Suggesting that e-cigarette experimentation is reversing progress in reducing smoking, in light of the fact that we just reached a historic low in youth smoking, is tantamount to arguing that e-cigarette experimentation is just as bad as smoking. Why in the world would anti-smoking groups want to equate the harms of cigarette smoking - which kills hundreds of thousands of Americans each year - with the incredibly low health risks of e-cigarette vapor, which is not known to have ever caused a death or serious illness?
The Rest of the Story
Thanks to the efforts of the FDA, CDC, and many anti-smoking groups, we are starting to see a decline in the public's appreciation of the severe hazards of smoking. A substantial proportion of the public does not believe that smoking is any more hazardous than vaping. This creates a dangerous state of affairs, because it will discourage from quitting many smokers who might otherwise have quit using e-cigarettes. And it will also cause many ex-smokers who quit via e-cigarettes to return to smoking.
In fact, we are already starting to see some signs of a reduction in what was previously an exponential rise in electronic cigarettes sales in the United States. This is good news for tobacco cigarettes sales and bad news for the public's health.
It is time for our federal, state, and local public health agencies and anti-smoking groups to re-examine their campaign of deception against electronic cigarettes.
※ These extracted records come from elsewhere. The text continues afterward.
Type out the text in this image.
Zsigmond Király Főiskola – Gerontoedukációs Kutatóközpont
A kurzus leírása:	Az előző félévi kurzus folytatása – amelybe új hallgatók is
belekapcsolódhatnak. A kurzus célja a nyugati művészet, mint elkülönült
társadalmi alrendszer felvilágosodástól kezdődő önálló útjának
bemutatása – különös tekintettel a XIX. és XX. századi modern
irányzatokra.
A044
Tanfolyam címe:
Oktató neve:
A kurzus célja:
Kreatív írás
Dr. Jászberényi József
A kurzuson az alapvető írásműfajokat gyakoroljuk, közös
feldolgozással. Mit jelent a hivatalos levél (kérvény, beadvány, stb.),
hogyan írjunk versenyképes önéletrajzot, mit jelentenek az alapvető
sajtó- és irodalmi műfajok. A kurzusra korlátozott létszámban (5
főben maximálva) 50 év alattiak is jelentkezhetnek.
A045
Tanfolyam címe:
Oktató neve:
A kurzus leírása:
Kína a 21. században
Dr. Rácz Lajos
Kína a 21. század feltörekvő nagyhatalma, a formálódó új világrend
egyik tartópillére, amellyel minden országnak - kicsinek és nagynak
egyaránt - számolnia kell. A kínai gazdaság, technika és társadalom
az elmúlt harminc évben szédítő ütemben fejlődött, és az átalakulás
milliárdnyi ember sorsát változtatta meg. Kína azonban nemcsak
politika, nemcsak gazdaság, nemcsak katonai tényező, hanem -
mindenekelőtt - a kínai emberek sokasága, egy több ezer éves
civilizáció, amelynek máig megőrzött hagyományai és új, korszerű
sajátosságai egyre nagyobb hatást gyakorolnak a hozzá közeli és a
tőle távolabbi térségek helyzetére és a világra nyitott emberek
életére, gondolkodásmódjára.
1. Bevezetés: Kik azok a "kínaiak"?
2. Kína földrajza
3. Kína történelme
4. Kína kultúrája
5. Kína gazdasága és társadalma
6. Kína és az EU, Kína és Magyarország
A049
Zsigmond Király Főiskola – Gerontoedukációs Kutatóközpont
They need to consider the damaging effect of their messages on the public's appreciation of the hazards of smoking. By equating e-cigarettes and regular cigarettes, they are inadvertently, but effectively, undermining decades of progress in educating the public about the hazards of smoking.
It used to be that the Tobacco Institute and tobacco companies were the ones who undermined the public's appreciation of the hazards of smoking. I find it ironic, and sad, that in 2015, the cigarette companies have relinquished that role, but the anti-smoking groups and health agencies have taken it up.